Isabella é mãe de três meninos, trigêmeos idênticos, gerados de forma natutral. Um caso bem raro na literatura médica. BernardoNicholas e Lorenzo, de 6 anos, nasceram com 27 semanas.

Em decorrência de uma hemorragia cerebral ainda na UTI neonatal, seu filho Lorenzo hoje tem dificuldades motoras. Cada coisa que Lorenzo realiza é uma vitória para Isabella.

A gestação

Isabella contou a Revista M de Mulher que mesmo antes de ser modelo ela fechava os olhos e imaginava seu futuro, casada e com filhos. Esse era seu grande sonho e ela sempre pensava positivo. E nesses seus devaneios ela se imaginava mãe de gêmeos e um lindo barrigão.

O que ela não imaginava é que seu sinho pudesse se tornar real. Ela estava casada há trêss anos quando descobriu a gestação. No momento em que descobriu a gravidez correu para fazer o seu primeiro ultrassom. E após o exame o médico a parabenizou pela gravidez gemelar. Ela e o marido ficaram muito felizes e emocionados com a notícia.  Foi quando o médico assustado interrompeu o exame e disse: “São três. Trigêmeos univitelinos. Serão 3 meninos ou três meninas”.

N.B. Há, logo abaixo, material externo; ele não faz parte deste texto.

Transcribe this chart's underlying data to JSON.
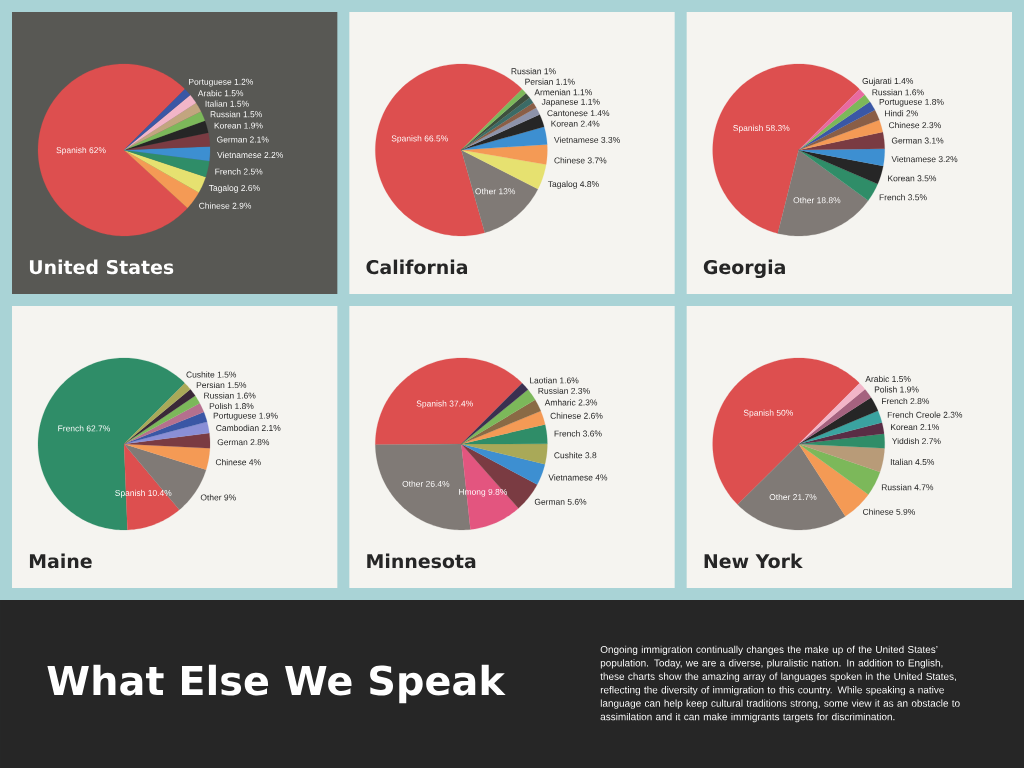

Ela nem conseguiu sonhar por muito tempo, porque vestir três crianças iguais é uma coisa, mas gestar três crianças  ao mesmo tempo é bem diferente. Naquele mesmo momento o médico alertou a ela para não contar a ninguém pois a placenta era única para os três bebês, havendo o risco de perder um, dois ou até mesmo os três bebês.

Esse foi o primeiro baque que Isabella teve que enfrentar. Mas apesar do susto ela acreditou que nada daria errado, manteve-se positiva como sempre foi. Ela foi desenhando em sua cabeça que tudo daria certo. Para seu médico a sua gestação atmbém era um mistério, pois ele só havia visto um caso na literatura médica. Simplesmente porque não é possível gerar em laboratório trigêmeos univitelíneos.

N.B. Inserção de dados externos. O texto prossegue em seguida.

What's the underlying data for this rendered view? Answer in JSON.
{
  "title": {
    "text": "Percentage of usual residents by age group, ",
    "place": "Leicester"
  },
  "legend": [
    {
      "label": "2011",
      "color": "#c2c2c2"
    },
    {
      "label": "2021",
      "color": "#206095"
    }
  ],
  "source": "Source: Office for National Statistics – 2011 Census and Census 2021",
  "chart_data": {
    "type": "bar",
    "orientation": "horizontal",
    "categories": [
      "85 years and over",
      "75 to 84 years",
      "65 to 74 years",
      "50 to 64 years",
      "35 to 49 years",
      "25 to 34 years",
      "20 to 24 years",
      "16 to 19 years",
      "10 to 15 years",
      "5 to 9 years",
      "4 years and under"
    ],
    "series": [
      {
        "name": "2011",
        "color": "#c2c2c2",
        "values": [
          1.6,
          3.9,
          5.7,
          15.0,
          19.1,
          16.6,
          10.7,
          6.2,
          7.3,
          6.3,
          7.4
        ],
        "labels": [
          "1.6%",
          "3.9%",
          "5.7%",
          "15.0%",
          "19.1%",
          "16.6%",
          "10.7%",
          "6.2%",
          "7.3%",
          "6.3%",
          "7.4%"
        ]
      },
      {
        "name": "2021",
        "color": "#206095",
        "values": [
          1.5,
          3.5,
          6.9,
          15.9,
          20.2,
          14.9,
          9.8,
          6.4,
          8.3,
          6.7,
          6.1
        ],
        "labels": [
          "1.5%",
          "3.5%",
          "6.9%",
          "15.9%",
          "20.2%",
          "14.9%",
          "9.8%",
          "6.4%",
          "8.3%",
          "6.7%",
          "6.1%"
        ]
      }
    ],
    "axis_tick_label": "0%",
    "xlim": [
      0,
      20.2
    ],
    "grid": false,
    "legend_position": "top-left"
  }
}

Sua gravidez foi rara de de risco, ela teve que tomar todo o cuidado possível. Seu acompanhamento médico era semanal. A partir da décima segunda semana, ela teve que ficar em repouso absoluto. A barriga cresceu tanto e que ela não conseguia respirar. Nenhuma grávida consegue respirar direito e todas sentem dores, mas o caso dela foi três vezes pior.

O nascimento

O dia do nascimento chegou! Sabe aquele momento lindo que as mães idealizam, para Isabella foi tensão total. Ela foi submetida a uma cesárea. Ela contou com a presença do seu marido em todos os momentos segurando sua mão. Durante o parto ela não viu nenhum dos seus bebês. Eles eram muito pequeninos. Os três juntos tinham apenas 3 quilos, sendo que Nicolas o terceiro a nascer, tinha menos de 1 quilo. Eles eram prematuros ao extremo. Até que o dia do nascimento chegou! Sabe aquele momento esperado do parto? Pra mim, foi tensão pura.

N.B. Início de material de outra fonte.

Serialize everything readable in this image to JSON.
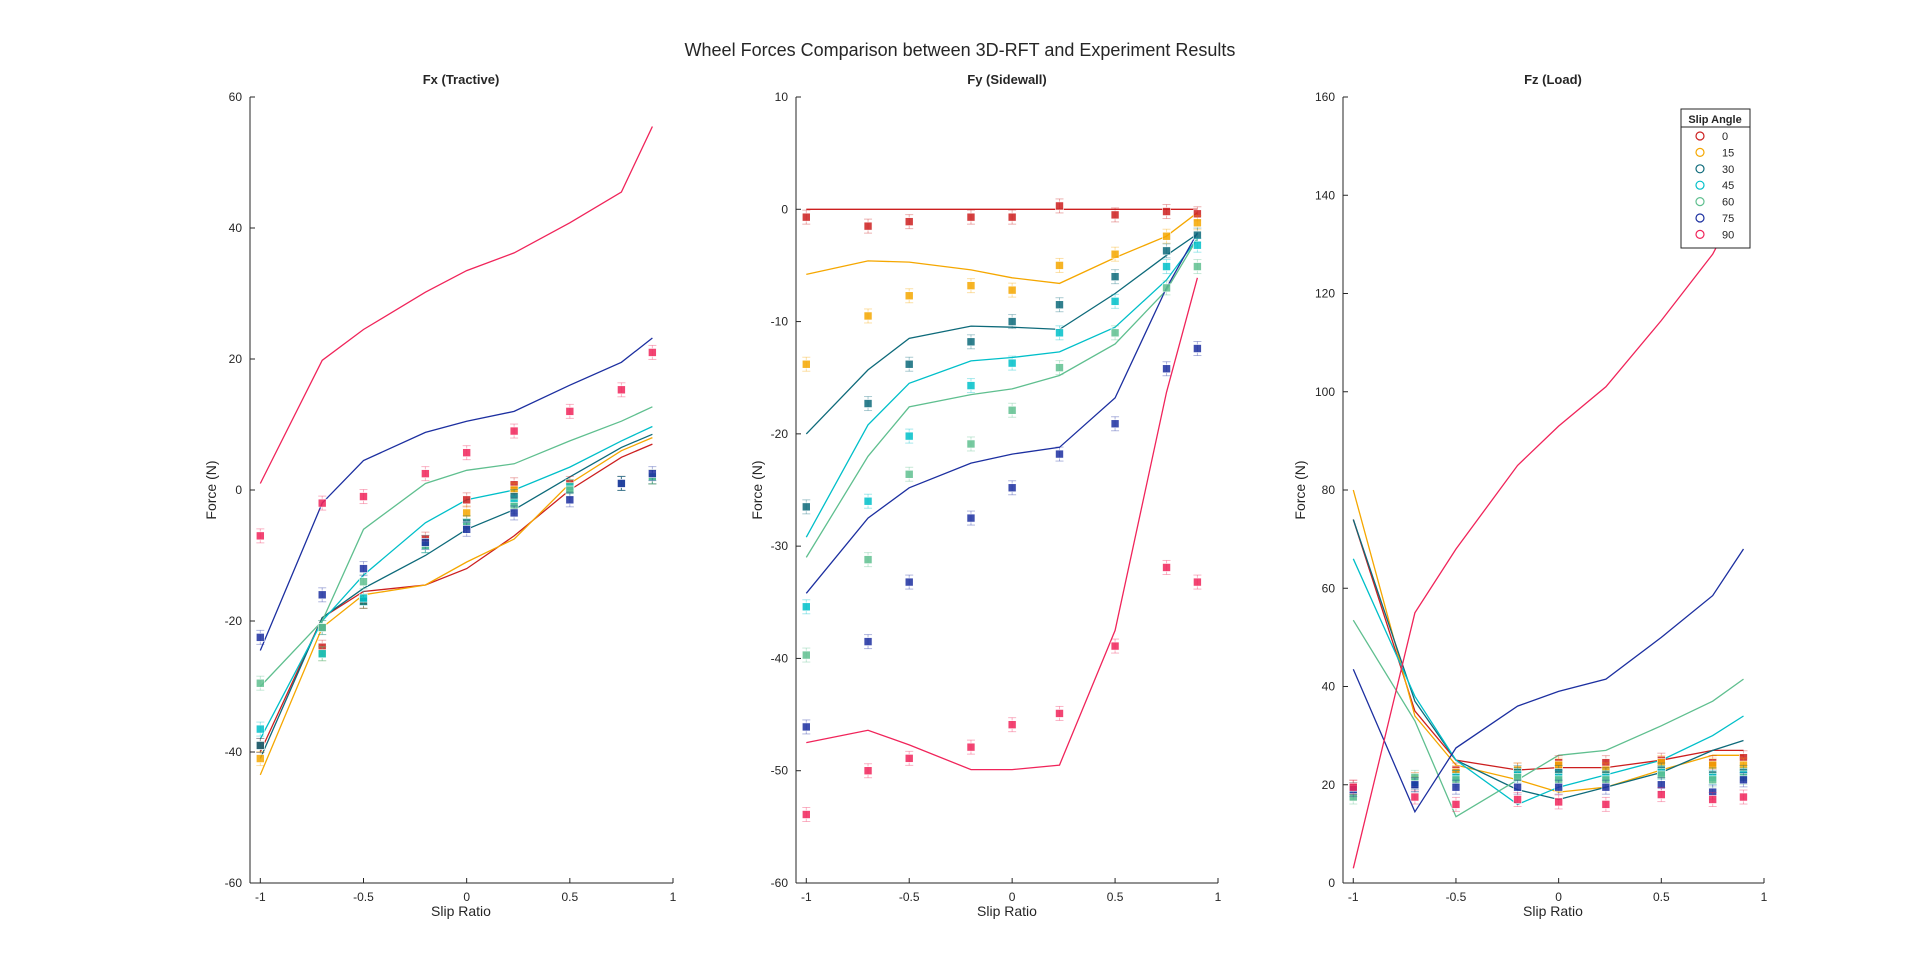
{
  "figure_title": "Wheel Forces Comparison between 3D-RFT and Experiment Results",
  "legend": {
    "title": "Slip Angle",
    "entries": [
      "0",
      "15",
      "30",
      "45",
      "60",
      "75",
      "90"
    ],
    "colors": [
      "#cc1f1f",
      "#f5a700",
      "#0d6a7a",
      "#00bfc9",
      "#5fbf8f",
      "#1c2fa0",
      "#f0245a"
    ],
    "placement": "top-right of third panel"
  },
  "chart_data": [
    {
      "type": "line",
      "title": "Fx (Tractive)",
      "xlabel": "Slip Ratio",
      "ylabel": "Force (N)",
      "xlim": [
        -1.05,
        1
      ],
      "ylim": [
        -60,
        60
      ],
      "xticks": [
        -1,
        -0.5,
        0,
        0.5,
        1
      ],
      "xtick_labels": [
        "-1",
        "-0.5",
        "0",
        "0.5",
        "1"
      ],
      "yticks": [
        -60,
        -40,
        -20,
        0,
        20,
        40,
        60
      ],
      "ytick_labels": [
        "-60",
        "-40",
        "-20",
        "0",
        "20",
        "40",
        "60"
      ],
      "x": [
        -1,
        -0.7,
        -0.5,
        -0.2,
        0,
        0.23,
        0.5,
        0.75,
        0.9
      ],
      "model_series": [
        {
          "name": "0",
          "values": [
            -40,
            -19.5,
            -15.5,
            -14.5,
            -12,
            -7,
            0,
            5,
            7
          ]
        },
        {
          "name": "15",
          "values": [
            -43.5,
            -21,
            -16,
            -14.5,
            -11,
            -7.5,
            1,
            6,
            8
          ]
        },
        {
          "name": "30",
          "values": [
            -41,
            -19.5,
            -15,
            -10,
            -6,
            -3,
            2,
            6.5,
            8.5
          ]
        },
        {
          "name": "45",
          "values": [
            -38,
            -20,
            -13,
            -5,
            -1.5,
            0,
            3.5,
            7.5,
            9.7
          ]
        },
        {
          "name": "60",
          "values": [
            -30,
            -20,
            -6,
            1,
            3,
            4,
            7.5,
            10.5,
            12.7
          ]
        },
        {
          "name": "75",
          "values": [
            -24.5,
            -2,
            4.5,
            8.8,
            10.5,
            12,
            16,
            19.5,
            23.2
          ]
        },
        {
          "name": "90",
          "values": [
            1,
            19.8,
            24.5,
            30.2,
            33.5,
            36.2,
            40.8,
            45.5,
            55.5
          ]
        }
      ],
      "experiment_series": [
        {
          "name": "0",
          "values": [
            -39,
            -24,
            -17,
            -7.5,
            -1.5,
            0.8,
            1,
            1,
            2
          ]
        },
        {
          "name": "15",
          "values": [
            -41,
            -25,
            -17,
            -8,
            -3.5,
            0,
            0.5,
            1,
            2
          ]
        },
        {
          "name": "30",
          "values": [
            -39,
            -21,
            -17,
            -8.5,
            -5,
            -1,
            0,
            1,
            2
          ]
        },
        {
          "name": "45",
          "values": [
            -36.5,
            -25,
            -16.5,
            -8.5,
            -5.5,
            -2,
            0.5,
            1,
            2
          ]
        },
        {
          "name": "60",
          "values": [
            -29.5,
            -21,
            -14,
            -8.5,
            -5.5,
            -2.5,
            0,
            1,
            2
          ]
        },
        {
          "name": "75",
          "values": [
            -22.5,
            -16,
            -12,
            -8,
            -6,
            -3.5,
            -1.5,
            1,
            2.5
          ]
        },
        {
          "name": "90",
          "values": [
            -7,
            -2,
            -1,
            2.5,
            5.7,
            9,
            12,
            15.3,
            21
          ]
        }
      ]
    },
    {
      "type": "line",
      "title": "Fy (Sidewall)",
      "xlabel": "Slip Ratio",
      "ylabel": "Force (N)",
      "xlim": [
        -1.05,
        1
      ],
      "ylim": [
        -60,
        10
      ],
      "xticks": [
        -1,
        -0.5,
        0,
        0.5,
        1
      ],
      "xtick_labels": [
        "-1",
        "-0.5",
        "0",
        "0.5",
        "1"
      ],
      "yticks": [
        -60,
        -50,
        -40,
        -30,
        -20,
        -10,
        0,
        10
      ],
      "ytick_labels": [
        "-60",
        "-50",
        "-40",
        "-30",
        "-20",
        "-10",
        "0",
        "10"
      ],
      "x": [
        -1,
        -0.7,
        -0.5,
        -0.2,
        0,
        0.23,
        0.5,
        0.75,
        0.9
      ],
      "model_series": [
        {
          "name": "0",
          "values": [
            0,
            0,
            0,
            0,
            0,
            0,
            0,
            0,
            0
          ]
        },
        {
          "name": "15",
          "values": [
            -5.8,
            -4.6,
            -4.7,
            -5.4,
            -6.1,
            -6.6,
            -4.3,
            -2.4,
            -0.3
          ]
        },
        {
          "name": "30",
          "values": [
            -20,
            -14.3,
            -11.5,
            -10.4,
            -10.5,
            -10.7,
            -7.5,
            -4.1,
            -2.2
          ]
        },
        {
          "name": "45",
          "values": [
            -29.2,
            -19.2,
            -15.5,
            -13.5,
            -13.2,
            -12.7,
            -10.5,
            -6.3,
            -2.6
          ]
        },
        {
          "name": "60",
          "values": [
            -31,
            -22,
            -17.6,
            -16.5,
            -16,
            -14.8,
            -12,
            -7.2,
            -2.6
          ]
        },
        {
          "name": "75",
          "values": [
            -34.2,
            -27.5,
            -24.8,
            -22.6,
            -21.8,
            -21.2,
            -16.8,
            -7,
            -2.1
          ]
        },
        {
          "name": "90",
          "values": [
            -47.5,
            -46.4,
            -47.7,
            -49.9,
            -49.9,
            -49.5,
            -37.5,
            -16.3,
            -6.1
          ]
        }
      ],
      "experiment_series": [
        {
          "name": "0",
          "values": [
            -0.7,
            -1.5,
            -1.1,
            -0.7,
            -0.7,
            0.3,
            -0.5,
            -0.2,
            -0.4
          ]
        },
        {
          "name": "15",
          "values": [
            -13.8,
            -9.5,
            -7.7,
            -6.8,
            -7.2,
            -5,
            -4,
            -2.4,
            -1.2
          ]
        },
        {
          "name": "30",
          "values": [
            -26.5,
            -17.3,
            -13.8,
            -11.8,
            -10,
            -8.5,
            -6,
            -3.7,
            -2.3
          ]
        },
        {
          "name": "45",
          "values": [
            -35.4,
            -26,
            -20.2,
            -15.7,
            -13.7,
            -11,
            -8.2,
            -5.1,
            -3.2
          ]
        },
        {
          "name": "60",
          "values": [
            -39.7,
            -31.2,
            -23.6,
            -20.9,
            -17.9,
            -14.1,
            -11,
            -7,
            -5.1
          ]
        },
        {
          "name": "75",
          "values": [
            -46.1,
            -38.5,
            -33.2,
            -27.5,
            -24.8,
            -21.8,
            -19.1,
            -14.2,
            -12.4
          ]
        },
        {
          "name": "90",
          "values": [
            -53.9,
            -50,
            -48.9,
            -47.9,
            -45.9,
            -44.9,
            -38.9,
            -31.9,
            -33.2
          ]
        }
      ]
    },
    {
      "type": "line",
      "title": "Fz (Load)",
      "xlabel": "Slip Ratio",
      "ylabel": "Force (N)",
      "xlim": [
        -1.05,
        1
      ],
      "ylim": [
        0,
        160
      ],
      "xticks": [
        -1,
        -0.5,
        0,
        0.5,
        1
      ],
      "xtick_labels": [
        "-1",
        "-0.5",
        "0",
        "0.5",
        "1"
      ],
      "yticks": [
        0,
        20,
        40,
        60,
        80,
        100,
        120,
        140,
        160
      ],
      "ytick_labels": [
        "0",
        "20",
        "40",
        "60",
        "80",
        "100",
        "120",
        "140",
        "160"
      ],
      "x": [
        -1,
        -0.7,
        -0.5,
        -0.2,
        0,
        0.23,
        0.5,
        0.75,
        0.9
      ],
      "model_series": [
        {
          "name": "0",
          "values": [
            74,
            35,
            25,
            23,
            23.5,
            23.5,
            25,
            27,
            27
          ]
        },
        {
          "name": "15",
          "values": [
            80,
            34,
            24,
            21,
            18.5,
            19.5,
            23,
            26,
            26
          ]
        },
        {
          "name": "30",
          "values": [
            74,
            37,
            25,
            19,
            17,
            19.5,
            22.5,
            27,
            29
          ]
        },
        {
          "name": "45",
          "values": [
            66,
            38,
            25,
            16,
            19.5,
            22,
            25,
            30,
            34
          ]
        },
        {
          "name": "60",
          "values": [
            53.5,
            33,
            13.5,
            21,
            26,
            27,
            32,
            37,
            41.5
          ]
        },
        {
          "name": "75",
          "values": [
            43.5,
            14.5,
            27.5,
            36,
            39,
            41.5,
            50,
            58.5,
            68
          ]
        },
        {
          "name": "90",
          "values": [
            3,
            55,
            68,
            85,
            93,
            101,
            114.5,
            128,
            140
          ]
        }
      ],
      "experiment_series": [
        {
          "name": "0",
          "values": [
            19.5,
            21,
            23,
            23,
            24.5,
            24.5,
            25,
            24.5,
            25.5
          ]
        },
        {
          "name": "15",
          "values": [
            19,
            21,
            22.5,
            23,
            24,
            23,
            24.5,
            24,
            24
          ]
        },
        {
          "name": "30",
          "values": [
            18.5,
            20,
            21.5,
            22.5,
            22.5,
            22,
            23,
            22,
            22.5
          ]
        },
        {
          "name": "45",
          "values": [
            18.5,
            20.5,
            21.5,
            22,
            21.5,
            21.5,
            22.5,
            21.5,
            22
          ]
        },
        {
          "name": "60",
          "values": [
            17.5,
            21.5,
            21,
            21.5,
            21,
            21,
            22,
            21,
            21.5
          ]
        },
        {
          "name": "75",
          "values": [
            19,
            20,
            19.5,
            19.5,
            19.5,
            19.5,
            20,
            18.5,
            21
          ]
        },
        {
          "name": "90",
          "values": [
            19.5,
            17.5,
            16,
            17,
            16.5,
            16,
            18,
            17,
            17.5
          ]
        }
      ]
    }
  ]
}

Isabella só conheceu seus filhos um dia após o nascimento deles, de cadeira de rodas. Eles choravam tanto! Eu pensava: ‘não, eles tinham que estar quentinhos, tranquilos, sem serem incomodados. Eles foram arrancados da barriga! Eles deveriam ficar mais três meses. E o que eu fiz com tudo aquilo?’

Após todo o ocorrido, ela concluiu que ela deveria agradecer o nascimento dos meninos, pois eles estavam bem, vivos e num bom hospital.

Essa sua positividade a ajudou quando no 4º dia o Lorenzo teve uma hemorragia cerebral, o que realmente pode acontecer com prematuros. Foi quando o médico explicou, que ele tinha risco de morte. Ou poderia ter sequelas gravíssimas. Ou então poderia sair dessa sem nenhuma sequela. Isabella, óbvio, focou no “nenhuma sequela”.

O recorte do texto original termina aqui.